PDF document compare Issues using aspose.word

Hello Team,
Below are the issues we are facing while comparing two PDFs and generating new output pdf with differences with in that, Attaching two input PDFs for your reference to troubleshot at your end…

We are using Aspose.Word latest version 25.10 while comparing files.

Below are the four issues we encountered :

  1. Red Line is observed on left side of compared pdf which is generating (Issue on all pages)

  2. Footer shifting on next Page (Issue on Page No.2)

  3. Text missing or not showing up for differences (Issue on Page No. 3)

  4. Table Header is repeated in between of Page (Issue on Page No. 4)

attaching input files…
Input2-AsposePDF.pdf (594.1 KB)

Input1-AsposePDF.pdf (499.0 KB)

Regards,
Anurag Mudrakol

@anurag.mudrakol

Hello Anurag,

It seems you are encountering several issues while comparing PDF documents using Aspose.Words. Here are some suggestions to address the problems you’ve listed:

  1. Red Line on the Left Side: This may be due to the default settings for highlighting differences in the output PDF. You can adjust the appearance of the differences by modifying the CompareOptions used during the comparison. Look for properties that control the visual representation of changes.

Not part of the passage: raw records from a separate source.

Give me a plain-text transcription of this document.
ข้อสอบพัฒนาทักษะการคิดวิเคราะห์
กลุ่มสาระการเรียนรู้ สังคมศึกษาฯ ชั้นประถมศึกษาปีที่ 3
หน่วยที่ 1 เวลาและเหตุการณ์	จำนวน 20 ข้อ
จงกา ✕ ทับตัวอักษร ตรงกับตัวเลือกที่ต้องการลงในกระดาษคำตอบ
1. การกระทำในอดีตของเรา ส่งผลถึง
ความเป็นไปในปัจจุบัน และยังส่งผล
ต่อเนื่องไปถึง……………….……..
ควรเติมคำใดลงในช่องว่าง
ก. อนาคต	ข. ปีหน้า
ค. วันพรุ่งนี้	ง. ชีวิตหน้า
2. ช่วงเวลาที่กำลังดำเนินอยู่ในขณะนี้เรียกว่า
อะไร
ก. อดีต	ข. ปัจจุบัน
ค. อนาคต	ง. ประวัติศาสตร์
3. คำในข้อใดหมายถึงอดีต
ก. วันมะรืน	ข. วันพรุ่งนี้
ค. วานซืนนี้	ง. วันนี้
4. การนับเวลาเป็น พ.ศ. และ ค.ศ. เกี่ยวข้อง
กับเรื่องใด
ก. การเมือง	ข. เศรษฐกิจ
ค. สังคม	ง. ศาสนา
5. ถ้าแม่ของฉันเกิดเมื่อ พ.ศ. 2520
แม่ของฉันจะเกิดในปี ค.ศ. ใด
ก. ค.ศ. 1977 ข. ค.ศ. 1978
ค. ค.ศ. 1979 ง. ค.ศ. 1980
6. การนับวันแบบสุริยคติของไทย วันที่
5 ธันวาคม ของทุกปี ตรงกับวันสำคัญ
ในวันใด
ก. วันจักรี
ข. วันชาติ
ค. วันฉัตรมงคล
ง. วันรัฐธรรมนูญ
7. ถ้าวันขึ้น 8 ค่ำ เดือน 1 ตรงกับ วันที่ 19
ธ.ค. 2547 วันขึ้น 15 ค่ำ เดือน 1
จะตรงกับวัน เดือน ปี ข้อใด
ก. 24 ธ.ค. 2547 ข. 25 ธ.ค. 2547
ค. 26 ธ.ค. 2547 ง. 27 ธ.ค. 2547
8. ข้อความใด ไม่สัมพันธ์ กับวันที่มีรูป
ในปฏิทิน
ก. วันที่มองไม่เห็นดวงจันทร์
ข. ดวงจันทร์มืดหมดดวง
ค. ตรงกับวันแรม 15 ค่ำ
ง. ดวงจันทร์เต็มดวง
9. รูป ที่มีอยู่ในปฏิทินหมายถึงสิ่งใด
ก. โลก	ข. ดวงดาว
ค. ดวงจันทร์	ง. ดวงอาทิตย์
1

  2. Footer Shifting: This issue may arise from layout differences between the two PDFs. Ensure that the page setup, including margins and dimensions, is consistent in both documents before performing the comparison. You may also want to check the CompareOptions for any layout-related settings that could affect the output.

  3. Text Missing for Differences: If certain text is not appearing, it could be related to how the text is rendered in the original PDFs. Ensure that the fonts used in both documents are properly embedded. Additionally, verify that the text is being recognized correctly during the comparison process.

  4. Table Header Repeated: This could result from how the comparison algorithm interprets the table structure. Review the table formatting in both documents to ensure consistency. You may also want to explore options in the CompareOptions that manage table headers and their behavior during comparison.

For further troubleshooting, consider reviewing the Aspose.Words documentation on document comparison and rendering for more detailed guidance.

If you continue to face issues, please reach out to the Aspose support forum with specific details about your implementation and the settings you are using.

Best regards!

@anurag.mudrakol Please note, Aspose.Words is designed to work with MS Word documents. MS Word documents are flow documents and they have structure very similar to Aspose.Words Document Object Model. But on the other hand PDF documents are fixed page format documents . While loading PDF document, Aspose.Words converts Fixed Page Document structure into the Flow Document Object Model. Unfortunately, such conversion does not guaranty 100% fidelity.
Regarding PDF document comparison using Aspose.Words, though PDF document might look the same visually, their structure might be different, that leads into the different DOM build by Aspose.Words and as a result the differences in document comparison.

You can disable revision bars using RevisionOptions.ShowRevisionBars property:

Document v1 = new Document(@"C:\Temp\v1.pdf");
Document v2 = new Document(@"C:\Temp\v2.pdf");
v1.Compare(v2, "AW", DateTime.Now);
v1.LayoutOptions.RevisionOptions.ShowRevisionBars = false;
v1.Save(@"C:\Temp\out.pdf");

As it was mentioned above, the PDF document is converted to flow DOM when it is loaded into Aspose.Words Document. Upon document comparison revisions shift the content, that make the content moved to the next page.

It looks like the problem occurs because table row height is fixed in the table when document is loaded from PDF. So some content moved down by produced revisions is not visible.

It looks like in the PDF document the table is supposed to be single table that spans multiple pages. After loading PDF document into Aspose.Words DOM there are separate tables on each page. This must be caused the mentioned problem.

I am afraid there is no way to compare PDF documents visually at the moment. This feature request is logged as WORDSNET-24926.